Warung kopi modern ini nggak cuma menjamur di Jakarta, tapi juga di Yogya. Coffee shop yang gue dan Daru kunjungi saat ke Yogya kemarin adalah Filosofi Kopi. Yup, betul. Filosofi Kopi nggak cuma ada di Jakarta, tapi juga buka cabang di Yogya.




Berbeda dari Jakarta, suasana FilKop di Yogya sangatlah sejuk dan tenang. Bawaannya pengen leyeh-leyeh seharian, nggak mau mikirin masalah hidup (seberat apa sih masalah ngana, cuy!). Nulis di sini pasti menyenangkan banget!

Jajan Es Krim di Tempo Gelato
Jika masih memiliki waktu senggang di Yogya, tidak ada salahnya untuk menyempatkan diri mencoba gelato di Tempo Gelato. Kios gelato ini memang terkenal di kalangan wisatawan, jadi sudah pasti tempat ini akan ramai oleh pengunjung yang penasaran dengan rasa gelato mereka *tunjuk diri sendiri*.

Selain dari interiornya yang bertema rustic, menurut gue harga gelato yang murah juga menjadi nilai jual mereka. Untuk satu cup kecil, gue cukup membayar Rp20.000 saja dan sudah bisa memilih 2 rasa. Masalah rasa? Hmm... cukup oke. Tapi gue pribadi, sih, lebih suka Gaya Gelato dan Gusto Gelato di Bali, ya.





Bersantai di Hotel
Jika tujuan traveling kalian adalah relaksasi, maka bersantai di hotel bisa jadi pilihan. Saat ke Yogya kemarin, gue menginap di dua hotel berbeda, yaitu Adhistana Hotel dan YATS Colony. Mengapa memilih dua hotel tersebut? Karena dua hotel tersebut nggak cuma bagus untuk foto-foto, tapi juga nyaman sekali buat bersantai.

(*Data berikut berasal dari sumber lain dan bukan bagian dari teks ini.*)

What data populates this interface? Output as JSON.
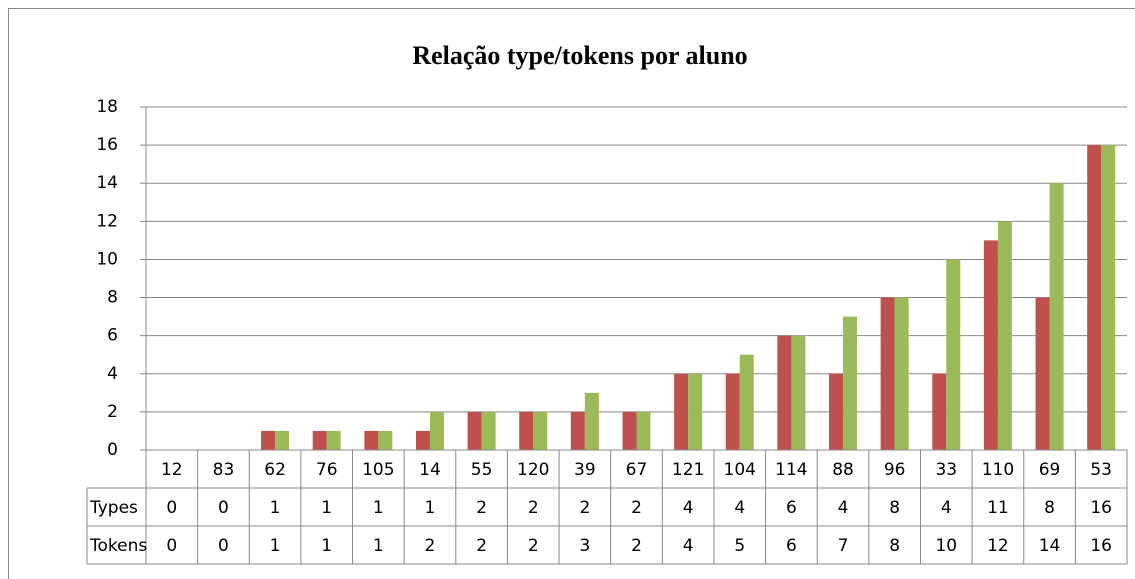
{
  "chart_data": {
    "type": "bar",
    "title": "Relação type/tokens por aluno",
    "categories": [
      "12",
      "83",
      "62",
      "76",
      "105",
      "14",
      "55",
      "120",
      "39",
      "67",
      "121",
      "104",
      "114",
      "88",
      "96",
      "33",
      "110",
      "69",
      "53"
    ],
    "series": [
      {
        "name": "Types",
        "color": "#c0504d",
        "values": [
          0,
          0,
          1,
          1,
          1,
          1,
          2,
          2,
          2,
          2,
          4,
          4,
          6,
          4,
          8,
          4,
          11,
          8,
          16
        ]
      },
      {
        "name": "Tokens",
        "color": "#9bbb59",
        "values": [
          0,
          0,
          1,
          1,
          1,
          2,
          2,
          2,
          3,
          2,
          4,
          5,
          6,
          7,
          8,
          10,
          12,
          14,
          16
        ]
      }
    ],
    "ylim": [
      0,
      18
    ],
    "yticks": [
      0,
      2,
      4,
      6,
      8,
      10,
      12,
      14,
      16,
      18
    ],
    "grid": true
  }
}
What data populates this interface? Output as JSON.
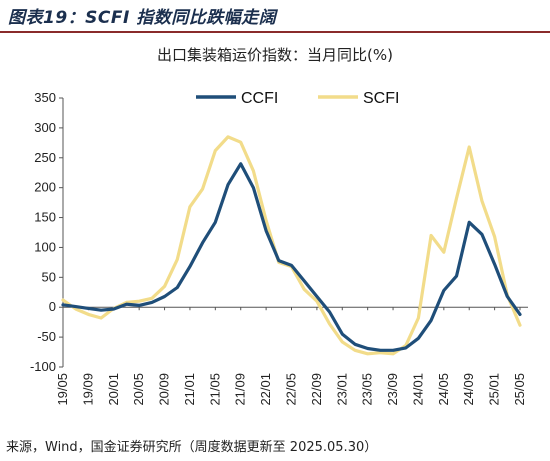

Dua hotel tersebut tentunya meninggalkan kesan tersendiri buat gue dan Daru. Adhistana dengan suasana tenang dan santai khas Yogya, sementara YATS hadir dengan suasana yang lebih modern namun tetap asri dan rindang. Gue akan menuliskan review lengkap udah kedua hotel ini di post selanjutnya, ya.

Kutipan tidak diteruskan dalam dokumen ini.